Hernanes: Não me ajudou porque quando eu cheguei na Lazio, eu não entendia muito bem a mentalidade dos caras. Eles pensavam assim: primeiro pensa em não tomar gol. Depois, se fizer, é lucro. E eu jogava mais defensivamente no São Paulo, na Lazio virei quase um segundo atacante. Um mezzapunta, como eles chamam. Foi o oposto do que eu aprendi.
Você teve uma média de quase um gol a cada três jogos na Lazio (41 gols em 156 jogos), a melhor da carreira. Foi por causa do posicionamento?
Hernanes: Sim, com certeza. Eu era um segundo atacante e fazia muitos gols por isso.
Seu auge como jogador de futebol foi na Lazio?
Hernanes: Não. Apesar de ter sido muito feliz na Lazio, meu auge foi no São Paulo em 2017 (fez 9 gols em 19 jogos e ajudou o clube a fugir do rebaixamento).
Mas, na Itália, a Lazio foi com quem você mais se identificou?
Hernanes: Foi onde eu tive um tempo maior, mais gols e um contato maior com a torcida. Esse envolvimento marcou mais. Ganhar a Copa da Itália no Olímpico, contra a Roma (em 2013), foi uma das emoções mais incríveis da minha carreira. Mas foram três experiências maravilhosas na Itália.
Você jogou com o Lionel Scaloni na Lazio. Dava para prever que ele seria um bom treinador?
Hernanes: Pensando agora, faz sentido ele ser um treinador. Ele já estava no final da trajetória, mas sempre comentava alguma coisa no grupo, palpitava, participava ativamente da parte estratégica do time. Quando assumiu a seleção argentina, pensei que fazia sentido… ele enchia o meu saco quando eu jogava mal, então já tinha o perfil de treinador.
Por que você saiu da Lazio?
Hernanes: Depois da vitória da Copa da Itália, percebi que poderia tentar de tudo mas não conseguiria jogar Champions League ou ser campeão da Itália com a Lazio. Hoje ainda está muito mais forte e muito mais estruturada. Na época, eu tinha ambição de ganhar outros troféus.
Passagens por Internazionale e Juventus
E a Inter era a melhor escolha na época.
Hernanes: Quando cheguei na Inter, tinha o objetivo de ficar 10 anos. Acabar minha carreira ali. Estava entre as 10 camisas mais fortes do mundo. Mas era um período de transição (com os donos chineses) e não foi como eu esperava.
O que mudou desde então?
Hernanes: Hoje eles têm uma continuidade no trabalho. Eu me lembro quando eu cheguei lá que o CT estava para reformar, hoje já tem uma estrutura de nível top. Se você não investe na estrutura e quer contratar grandes jogadores, acaba que se formando uma incoerência. A estrutura é de fundamental importância. Esse é o primeiro passo. Depois a matéria-prima, manutenção dos jogadores. Quando você consegue manter isso com o tempo, começa a ser competitivo. Vai para a Champions, briga por título, esse é o caminho. Eles fizeram isso.

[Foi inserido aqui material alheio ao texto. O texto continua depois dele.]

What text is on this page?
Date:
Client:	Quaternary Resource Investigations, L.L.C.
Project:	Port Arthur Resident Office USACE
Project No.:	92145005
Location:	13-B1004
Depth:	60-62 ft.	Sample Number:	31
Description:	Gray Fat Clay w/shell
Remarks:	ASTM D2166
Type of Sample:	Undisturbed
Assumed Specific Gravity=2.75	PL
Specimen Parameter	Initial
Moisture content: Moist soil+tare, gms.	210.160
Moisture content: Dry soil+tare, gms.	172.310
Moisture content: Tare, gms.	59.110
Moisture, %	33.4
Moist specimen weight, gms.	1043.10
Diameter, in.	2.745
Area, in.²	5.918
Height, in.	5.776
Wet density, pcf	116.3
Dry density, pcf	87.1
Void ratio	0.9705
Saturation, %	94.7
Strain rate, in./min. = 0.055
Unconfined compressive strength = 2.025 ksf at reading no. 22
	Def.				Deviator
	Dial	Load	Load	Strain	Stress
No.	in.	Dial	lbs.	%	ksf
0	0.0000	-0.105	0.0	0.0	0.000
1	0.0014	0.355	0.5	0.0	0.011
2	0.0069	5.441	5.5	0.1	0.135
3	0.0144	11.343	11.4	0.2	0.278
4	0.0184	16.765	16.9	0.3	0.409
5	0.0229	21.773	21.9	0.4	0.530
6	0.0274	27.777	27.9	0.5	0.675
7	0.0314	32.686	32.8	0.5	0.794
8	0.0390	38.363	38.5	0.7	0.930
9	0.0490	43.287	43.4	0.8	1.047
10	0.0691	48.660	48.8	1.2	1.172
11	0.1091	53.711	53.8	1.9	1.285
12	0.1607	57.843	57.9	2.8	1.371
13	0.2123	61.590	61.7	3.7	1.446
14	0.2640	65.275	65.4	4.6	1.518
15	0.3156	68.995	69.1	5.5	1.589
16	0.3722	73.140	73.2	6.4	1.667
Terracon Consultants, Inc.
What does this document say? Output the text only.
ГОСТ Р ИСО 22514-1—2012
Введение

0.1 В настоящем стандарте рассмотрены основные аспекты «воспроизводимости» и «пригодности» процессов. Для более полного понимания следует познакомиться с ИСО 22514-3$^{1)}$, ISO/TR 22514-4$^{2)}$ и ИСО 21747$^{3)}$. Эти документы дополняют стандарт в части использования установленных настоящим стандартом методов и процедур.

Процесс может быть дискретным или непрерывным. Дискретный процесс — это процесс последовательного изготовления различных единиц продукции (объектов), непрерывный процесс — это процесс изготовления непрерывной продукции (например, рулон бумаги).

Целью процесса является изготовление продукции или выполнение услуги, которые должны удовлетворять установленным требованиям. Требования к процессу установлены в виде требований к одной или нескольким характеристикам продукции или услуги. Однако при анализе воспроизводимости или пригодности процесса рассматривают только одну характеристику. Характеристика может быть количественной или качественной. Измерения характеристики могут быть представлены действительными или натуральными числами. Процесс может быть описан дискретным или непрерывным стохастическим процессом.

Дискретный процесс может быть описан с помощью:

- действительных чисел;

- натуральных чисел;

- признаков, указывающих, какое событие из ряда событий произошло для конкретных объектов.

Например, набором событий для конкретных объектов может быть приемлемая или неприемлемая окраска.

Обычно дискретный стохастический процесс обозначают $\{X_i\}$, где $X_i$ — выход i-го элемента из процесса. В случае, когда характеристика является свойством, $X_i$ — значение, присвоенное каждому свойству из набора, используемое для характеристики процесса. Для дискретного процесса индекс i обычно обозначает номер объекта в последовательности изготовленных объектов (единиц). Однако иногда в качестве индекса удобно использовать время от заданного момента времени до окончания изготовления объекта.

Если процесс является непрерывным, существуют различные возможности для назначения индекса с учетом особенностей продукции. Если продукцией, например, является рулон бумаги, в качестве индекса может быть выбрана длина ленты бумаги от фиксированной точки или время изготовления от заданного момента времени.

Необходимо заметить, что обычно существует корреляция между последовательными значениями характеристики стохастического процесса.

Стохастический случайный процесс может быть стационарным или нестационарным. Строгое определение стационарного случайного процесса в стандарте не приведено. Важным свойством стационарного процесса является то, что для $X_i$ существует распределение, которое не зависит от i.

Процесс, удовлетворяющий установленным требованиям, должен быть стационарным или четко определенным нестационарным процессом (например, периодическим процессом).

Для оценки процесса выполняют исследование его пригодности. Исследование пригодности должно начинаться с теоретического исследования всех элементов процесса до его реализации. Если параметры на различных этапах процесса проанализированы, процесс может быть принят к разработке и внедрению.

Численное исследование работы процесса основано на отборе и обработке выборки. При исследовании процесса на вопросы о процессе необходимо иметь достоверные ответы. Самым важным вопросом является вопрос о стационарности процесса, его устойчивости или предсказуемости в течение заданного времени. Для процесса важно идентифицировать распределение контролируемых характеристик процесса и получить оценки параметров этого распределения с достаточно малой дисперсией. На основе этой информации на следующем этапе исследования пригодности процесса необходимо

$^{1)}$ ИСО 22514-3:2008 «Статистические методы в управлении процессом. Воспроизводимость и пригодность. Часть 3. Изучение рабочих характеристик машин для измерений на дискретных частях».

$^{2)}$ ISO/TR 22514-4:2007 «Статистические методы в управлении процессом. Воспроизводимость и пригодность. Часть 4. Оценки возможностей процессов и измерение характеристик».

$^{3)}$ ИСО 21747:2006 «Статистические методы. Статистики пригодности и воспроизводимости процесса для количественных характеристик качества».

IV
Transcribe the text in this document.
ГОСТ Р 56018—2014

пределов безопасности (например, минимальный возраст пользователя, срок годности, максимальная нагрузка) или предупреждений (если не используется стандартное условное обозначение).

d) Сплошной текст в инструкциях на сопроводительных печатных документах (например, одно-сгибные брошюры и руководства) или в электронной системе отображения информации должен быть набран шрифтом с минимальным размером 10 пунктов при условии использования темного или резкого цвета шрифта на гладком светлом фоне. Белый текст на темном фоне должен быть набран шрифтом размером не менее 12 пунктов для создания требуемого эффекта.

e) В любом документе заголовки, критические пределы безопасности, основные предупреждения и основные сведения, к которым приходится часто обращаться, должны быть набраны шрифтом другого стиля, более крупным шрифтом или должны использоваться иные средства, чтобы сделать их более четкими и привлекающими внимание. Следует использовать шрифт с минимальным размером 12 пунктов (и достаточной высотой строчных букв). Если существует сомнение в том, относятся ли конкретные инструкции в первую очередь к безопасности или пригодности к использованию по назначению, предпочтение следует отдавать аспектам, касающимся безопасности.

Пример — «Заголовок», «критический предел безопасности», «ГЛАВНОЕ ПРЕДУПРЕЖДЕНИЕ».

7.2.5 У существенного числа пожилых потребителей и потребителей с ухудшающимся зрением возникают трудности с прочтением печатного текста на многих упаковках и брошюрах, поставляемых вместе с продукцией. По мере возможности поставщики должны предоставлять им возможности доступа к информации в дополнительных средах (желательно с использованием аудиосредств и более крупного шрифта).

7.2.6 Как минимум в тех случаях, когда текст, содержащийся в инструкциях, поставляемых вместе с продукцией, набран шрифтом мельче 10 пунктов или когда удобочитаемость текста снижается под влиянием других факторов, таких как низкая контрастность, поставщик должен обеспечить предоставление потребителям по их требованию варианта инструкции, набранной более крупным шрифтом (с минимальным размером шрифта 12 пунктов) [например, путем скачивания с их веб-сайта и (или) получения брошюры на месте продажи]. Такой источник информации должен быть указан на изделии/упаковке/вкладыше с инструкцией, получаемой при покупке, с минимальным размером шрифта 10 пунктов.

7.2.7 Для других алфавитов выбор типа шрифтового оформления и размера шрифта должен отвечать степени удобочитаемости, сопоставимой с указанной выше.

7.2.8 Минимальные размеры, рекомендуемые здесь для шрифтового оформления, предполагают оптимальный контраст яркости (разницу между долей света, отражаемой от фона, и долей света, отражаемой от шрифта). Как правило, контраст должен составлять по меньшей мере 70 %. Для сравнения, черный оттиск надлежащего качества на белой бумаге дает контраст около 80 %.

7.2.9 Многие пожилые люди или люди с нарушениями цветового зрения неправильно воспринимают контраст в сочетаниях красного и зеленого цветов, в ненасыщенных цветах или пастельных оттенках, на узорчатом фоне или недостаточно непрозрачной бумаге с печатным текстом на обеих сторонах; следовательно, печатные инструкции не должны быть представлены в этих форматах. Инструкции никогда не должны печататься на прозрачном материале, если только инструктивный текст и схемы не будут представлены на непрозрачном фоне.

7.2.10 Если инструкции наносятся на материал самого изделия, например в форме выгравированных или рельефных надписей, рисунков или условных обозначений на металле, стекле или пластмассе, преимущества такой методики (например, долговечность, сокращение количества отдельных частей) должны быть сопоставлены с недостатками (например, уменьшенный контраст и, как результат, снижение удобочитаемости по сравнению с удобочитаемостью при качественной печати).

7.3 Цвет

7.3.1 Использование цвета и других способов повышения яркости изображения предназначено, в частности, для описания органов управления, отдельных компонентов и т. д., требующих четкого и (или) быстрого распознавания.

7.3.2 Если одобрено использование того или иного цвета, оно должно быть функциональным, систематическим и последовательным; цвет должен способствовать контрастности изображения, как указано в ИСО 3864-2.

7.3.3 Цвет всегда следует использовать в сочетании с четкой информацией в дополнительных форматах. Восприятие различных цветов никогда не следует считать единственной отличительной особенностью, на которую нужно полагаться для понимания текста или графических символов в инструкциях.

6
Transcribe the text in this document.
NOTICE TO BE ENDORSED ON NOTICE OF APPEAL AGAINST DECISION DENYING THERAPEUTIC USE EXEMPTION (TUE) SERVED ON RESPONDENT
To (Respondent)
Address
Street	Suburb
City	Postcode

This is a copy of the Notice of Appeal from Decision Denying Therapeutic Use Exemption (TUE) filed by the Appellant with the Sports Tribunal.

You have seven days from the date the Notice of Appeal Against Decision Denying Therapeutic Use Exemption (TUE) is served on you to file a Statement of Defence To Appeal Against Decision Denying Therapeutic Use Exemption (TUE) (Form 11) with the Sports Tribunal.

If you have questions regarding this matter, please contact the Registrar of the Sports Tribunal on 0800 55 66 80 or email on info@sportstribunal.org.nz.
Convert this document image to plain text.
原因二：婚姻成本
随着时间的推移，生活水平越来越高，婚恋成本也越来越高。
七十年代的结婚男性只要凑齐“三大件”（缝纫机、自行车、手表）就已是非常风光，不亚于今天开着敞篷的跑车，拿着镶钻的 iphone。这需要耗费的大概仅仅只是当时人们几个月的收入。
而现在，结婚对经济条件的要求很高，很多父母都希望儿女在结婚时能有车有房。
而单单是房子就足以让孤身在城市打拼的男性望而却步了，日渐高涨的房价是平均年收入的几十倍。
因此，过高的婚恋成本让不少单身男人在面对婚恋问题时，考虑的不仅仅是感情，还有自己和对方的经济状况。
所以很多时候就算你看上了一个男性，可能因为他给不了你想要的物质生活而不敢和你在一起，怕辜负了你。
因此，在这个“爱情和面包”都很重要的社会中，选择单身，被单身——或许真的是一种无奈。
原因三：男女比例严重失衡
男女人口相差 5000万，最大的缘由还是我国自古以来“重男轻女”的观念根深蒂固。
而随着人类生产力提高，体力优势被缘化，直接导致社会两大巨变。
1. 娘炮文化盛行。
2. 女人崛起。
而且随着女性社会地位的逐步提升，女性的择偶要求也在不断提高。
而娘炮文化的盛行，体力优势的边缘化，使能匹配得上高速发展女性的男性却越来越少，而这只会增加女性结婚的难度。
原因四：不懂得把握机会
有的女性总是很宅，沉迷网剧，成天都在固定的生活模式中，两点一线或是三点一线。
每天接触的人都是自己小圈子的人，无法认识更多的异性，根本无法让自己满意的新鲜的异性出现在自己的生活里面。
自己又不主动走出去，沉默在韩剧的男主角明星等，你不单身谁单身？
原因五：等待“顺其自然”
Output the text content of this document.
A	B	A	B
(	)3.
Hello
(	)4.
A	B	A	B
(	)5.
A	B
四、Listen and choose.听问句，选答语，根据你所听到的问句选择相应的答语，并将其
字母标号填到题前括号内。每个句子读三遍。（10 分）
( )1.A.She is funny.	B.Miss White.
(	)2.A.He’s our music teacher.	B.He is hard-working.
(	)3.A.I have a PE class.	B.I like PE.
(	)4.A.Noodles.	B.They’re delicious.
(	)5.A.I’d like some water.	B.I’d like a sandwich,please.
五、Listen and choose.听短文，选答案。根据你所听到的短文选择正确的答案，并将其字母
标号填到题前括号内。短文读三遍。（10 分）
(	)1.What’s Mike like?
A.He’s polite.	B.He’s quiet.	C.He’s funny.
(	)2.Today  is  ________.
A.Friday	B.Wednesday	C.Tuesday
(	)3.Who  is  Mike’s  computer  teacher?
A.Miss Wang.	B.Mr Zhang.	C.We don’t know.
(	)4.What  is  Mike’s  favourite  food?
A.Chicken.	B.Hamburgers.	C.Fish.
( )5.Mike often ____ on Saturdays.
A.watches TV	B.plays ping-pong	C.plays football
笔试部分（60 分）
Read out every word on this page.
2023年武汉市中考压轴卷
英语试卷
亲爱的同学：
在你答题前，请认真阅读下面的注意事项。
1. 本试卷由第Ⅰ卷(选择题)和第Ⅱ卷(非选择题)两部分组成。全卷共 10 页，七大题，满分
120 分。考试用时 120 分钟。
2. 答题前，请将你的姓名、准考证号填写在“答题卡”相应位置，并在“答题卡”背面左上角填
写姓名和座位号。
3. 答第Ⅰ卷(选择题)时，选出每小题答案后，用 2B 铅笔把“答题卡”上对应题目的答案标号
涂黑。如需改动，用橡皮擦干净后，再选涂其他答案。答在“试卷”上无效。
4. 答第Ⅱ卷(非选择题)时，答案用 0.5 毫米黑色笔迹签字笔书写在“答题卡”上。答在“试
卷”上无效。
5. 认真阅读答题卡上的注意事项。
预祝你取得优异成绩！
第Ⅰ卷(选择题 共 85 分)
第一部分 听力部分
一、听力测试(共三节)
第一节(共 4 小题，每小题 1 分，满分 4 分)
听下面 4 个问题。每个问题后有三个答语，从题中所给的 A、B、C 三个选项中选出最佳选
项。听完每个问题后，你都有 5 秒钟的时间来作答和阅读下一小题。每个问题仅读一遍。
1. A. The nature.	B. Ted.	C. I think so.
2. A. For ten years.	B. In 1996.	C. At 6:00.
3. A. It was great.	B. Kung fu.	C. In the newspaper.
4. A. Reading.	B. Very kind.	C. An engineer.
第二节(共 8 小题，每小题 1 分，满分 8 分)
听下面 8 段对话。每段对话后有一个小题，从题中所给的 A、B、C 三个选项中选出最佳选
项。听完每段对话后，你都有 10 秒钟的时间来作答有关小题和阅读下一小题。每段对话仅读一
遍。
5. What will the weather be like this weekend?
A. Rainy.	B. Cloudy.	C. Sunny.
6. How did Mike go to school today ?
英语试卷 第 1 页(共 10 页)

As estrelas da Inter atual, como Lautaro Martinez e Barella, são frequentemente especulados na Premier League. Você já disse que acha que o futebol inglês está acima do italiano em nível de qualidade. Eles teriam condições de dar esse salto?
Hernanes: Eu vejo o Lautaro mais pronto. Eu gosto muito do Barella, acho ele muito bom jogador, o único ponto é que na Premier League você tem que ter mais estrutura física, massa muscular, e ele é um pouco leve. Tudo bem que você pode pensar no Bernardo Silva — se eu visse ele antes, também diria que não é tão forte, mas tem feito a diferença. Isso me dá uma dúvida. O Barella tem condições, mas o Lautaro está mais pronto.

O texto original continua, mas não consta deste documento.